The Greek government kneels before the bankers of Europe begging for mercy because it knows that if it leaves the eurozone, the international banking system will do to Greece what it did to the socialist government of Salvador Allende in 1973 in Chile; it will, as Richard Nixon promised to do in Chile, “make the economy scream.” The bankers will destroy Greece. If this means the Greeks can no longer get medicine—Greece owes European drug makers 1 billion euros—so be it. If this means food shortages—Greece imports thousands of tons of food from Europe a year—so be it. If this means oil and gas shortages—Greece imports 99 percent of its oil and gas—so be it. The bankers will carry out economic warfare until the current Greek government is ousted and corporate political puppets are back in control.
Human life is of no concern to corporate capitalists. The suffering of the Greeks, like the suffering of ordinary Americans, is very good for the profit margins of financial institutions such as Goldman Sachs.
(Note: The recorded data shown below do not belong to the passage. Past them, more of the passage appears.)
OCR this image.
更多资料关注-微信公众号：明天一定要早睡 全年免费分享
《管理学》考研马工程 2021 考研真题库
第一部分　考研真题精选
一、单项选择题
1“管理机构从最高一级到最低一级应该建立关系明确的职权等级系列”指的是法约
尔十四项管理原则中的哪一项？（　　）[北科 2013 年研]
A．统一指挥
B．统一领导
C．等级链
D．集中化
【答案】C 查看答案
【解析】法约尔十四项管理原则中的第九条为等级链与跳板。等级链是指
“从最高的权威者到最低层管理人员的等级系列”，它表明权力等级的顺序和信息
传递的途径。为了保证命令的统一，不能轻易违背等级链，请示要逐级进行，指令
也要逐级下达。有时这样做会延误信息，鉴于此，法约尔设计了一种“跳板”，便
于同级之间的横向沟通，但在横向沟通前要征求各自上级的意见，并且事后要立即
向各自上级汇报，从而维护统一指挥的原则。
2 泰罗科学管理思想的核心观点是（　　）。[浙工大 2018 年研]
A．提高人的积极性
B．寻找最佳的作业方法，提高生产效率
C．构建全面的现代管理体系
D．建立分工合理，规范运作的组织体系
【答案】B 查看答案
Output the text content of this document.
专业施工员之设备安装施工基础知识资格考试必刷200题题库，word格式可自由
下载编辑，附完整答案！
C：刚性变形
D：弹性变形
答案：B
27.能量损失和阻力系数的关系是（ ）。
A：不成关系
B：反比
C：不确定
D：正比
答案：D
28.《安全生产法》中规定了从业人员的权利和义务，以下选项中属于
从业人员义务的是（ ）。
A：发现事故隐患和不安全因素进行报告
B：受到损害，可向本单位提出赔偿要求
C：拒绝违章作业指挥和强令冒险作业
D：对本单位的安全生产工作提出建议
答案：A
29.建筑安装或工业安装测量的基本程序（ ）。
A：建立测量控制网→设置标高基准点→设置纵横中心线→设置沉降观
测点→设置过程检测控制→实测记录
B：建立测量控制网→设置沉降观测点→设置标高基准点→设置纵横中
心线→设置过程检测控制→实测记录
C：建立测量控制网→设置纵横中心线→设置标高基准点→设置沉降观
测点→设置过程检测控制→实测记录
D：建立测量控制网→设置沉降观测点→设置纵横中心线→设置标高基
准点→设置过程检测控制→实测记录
It was, after all, Goldman Sachs—which shoved subprime mortgages down the throats of families it knew could never pay the loans back, sold the subprime mortgages as investments to pension funds and then bet against them—that orchestrated complex financial agreements with Greece, many of them secret. These agreements doubled the debt Greece owes under derivative deals and allowed the old Greek government to mask its real debt to keep borrowing. And when Greece imploded, Goldman Sachs headed out the door with suitcases full of cash.
The system of unfettered capitalism is designed to callously extract money from the most vulnerable and funnel it upward to the elites. This is seen in the mounting fines and fees used to cover shortfalls in city and state budgets. Corporate capitalism seeks to privatize all aspects of government service, from education to intelligence gathering. The U.S. Postal Service appears to be next. Parents already must pay hundreds of dollars for their public-school children to take school buses, go to music or art classes and participate in sports or other activities. Fire departments, ambulance services, the national parks system are all slated to become fodder for corporate profit. It is the death of the civil society.